Смерть меня подождёт (обновлённая редакция) — страница 78 из 99

— Какой вы жестокий! — и он отворачивается от меня.

— Да, Трофим, это ужасно, но судить меня ты будешь после, а сейчас терпи.

Я отхожу к веслу. Теперь мне кажется, что мы безбожно медленно плывём, на самом же деле мы не плывём, а летим. Впереди виден залесённый отрог, перехватывающий наполовину долину. Я смотрю левее, что-то там серое клубится над вершинами елей? Да, да, это дым!

— Люди близко, лю-у-ди-и! — кричу я, а сам ещё боюсь радоваться.

Береговые ели закрывают дым. Возвращаются сомнения. Не воображение ли шутку сыграло с нами? Я становлюсь на груз — ничего не видно. Кричу во всю силу. А река отходит вправо…

Дым был виден далеко левее от реки. Неужели пронесёт?… Я бросаюсь к грузу, хочу достать карабин, дать о себе знать, но он зацепился ремнём за что-то твёрдое, не могу вытащить.
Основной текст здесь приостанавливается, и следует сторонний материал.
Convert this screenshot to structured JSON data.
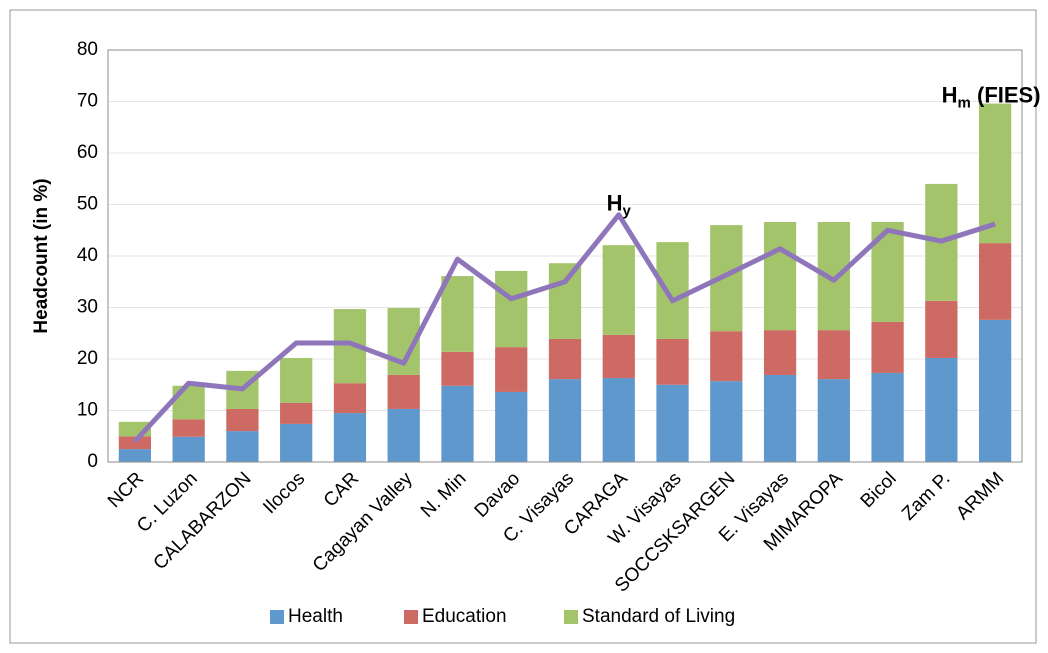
{
  "chart_data": {
    "type": "bar",
    "stacked": true,
    "y_axis_label": "Headcount (in %)",
    "categories": [
      "NCR",
      "C. Luzon",
      "CALABARZON",
      "Ilocos",
      "CAR",
      "Cagayan Valley",
      "N. Min",
      "Davao",
      "C. Visayas",
      "CARAGA",
      "W. Visayas",
      "SOCCSKSARGEN",
      "E. Visayas",
      "MIMAROPA",
      "Bicol",
      "Zam P.",
      "ARMM"
    ],
    "series": [
      {
        "name": "Health",
        "color": "#5f98cd",
        "values": [
          2.5,
          4.9,
          6.0,
          7.4,
          9.5,
          10.3,
          14.8,
          13.6,
          16.1,
          16.3,
          15.0,
          15.7,
          16.9,
          16.1,
          17.3,
          20.2,
          27.6
        ]
      },
      {
        "name": "Education",
        "color": "#cd6a63",
        "values": [
          2.5,
          3.4,
          4.3,
          4.1,
          5.8,
          6.6,
          6.6,
          8.7,
          7.8,
          8.4,
          8.9,
          9.7,
          8.7,
          9.5,
          9.9,
          11.1,
          14.9
        ]
      },
      {
        "name": "Standard of Living",
        "color": "#a3c46b",
        "values": [
          2.8,
          6.5,
          7.4,
          8.7,
          14.4,
          13.0,
          14.7,
          14.8,
          14.7,
          17.4,
          18.8,
          20.6,
          21.0,
          21.0,
          19.4,
          22.7,
          27.1
        ]
      }
    ],
    "line": {
      "color": "#8f76bb",
      "values": [
        4.0,
        15.3,
        14.2,
        23.1,
        23.1,
        19.2,
        39.4,
        31.7,
        35.0,
        48.0,
        31.3,
        36.3,
        41.4,
        35.3,
        45.0,
        42.9,
        46.2
      ]
    },
    "annotations": [
      {
        "base": "H",
        "sub": "y",
        "category": 9,
        "value": 50
      },
      {
        "base": "H",
        "sub": "m",
        "suffix": " (FIES)",
        "category": 16,
        "value": 71
      }
    ],
    "ylim": [
      0,
      80
    ],
    "yticks": [
      0,
      10,
      20,
      30,
      40,
      50,
      60,
      70,
      80
    ],
    "grid": true,
    "legend": "bottom"
  }
}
И вдруг где-то впереди выстрел потряс вечерний покой долины. Ещё и ещё.

Река побежала быстрее. Замелькали частоколом береговые тальники. Ближе надвинулся отрог. Я поднимаю к небу ствол карабина, стреляю. Нам отвечают выстрелом. Стреляю ещё, и опять слышится ответный звук.

У Маи не хватает для нас скорости. Вот-вот долину накроет ночь.

До отрога остаётся с километр. Река, спрямив свой бег, несётся к нему и там, у последней скалы, обрывается белыми бурунами. Быстро тает расстояние… Ещё неуловимое мгновение. Но тут нас щадит поток — проносит к тиховодине за скалу.

Собаки вдруг все сразу попрыгали в воду и были отброшены течением вниз. Вижу, слева на пологом берегу палатки, костёр. На гальке стоят люди, они машут руками, что-то обрадованно кричат.

Но как только мы отплыли от скалы и нас можно было рассмотреть, восторг мгновенно исчез. Связанный верёвками Трофим, лежащий в спальном мешке Василий Николаевич, донельзя потрёпанный плот с одним веслом — произвели на всех удручающее впечатление. Первую минуту никто не знал, что делать. Да и я растерялся от радости.

Мы уже проплывали лагерь, когда послышался знакомый голос Хамыца Хетагурова.

— Что же мы стоим, ловите!

Двое рабочих бросились к нам вплавь. Я подал им конец причальной верёвки, и наше героическое судёнышко подтащили к берегу…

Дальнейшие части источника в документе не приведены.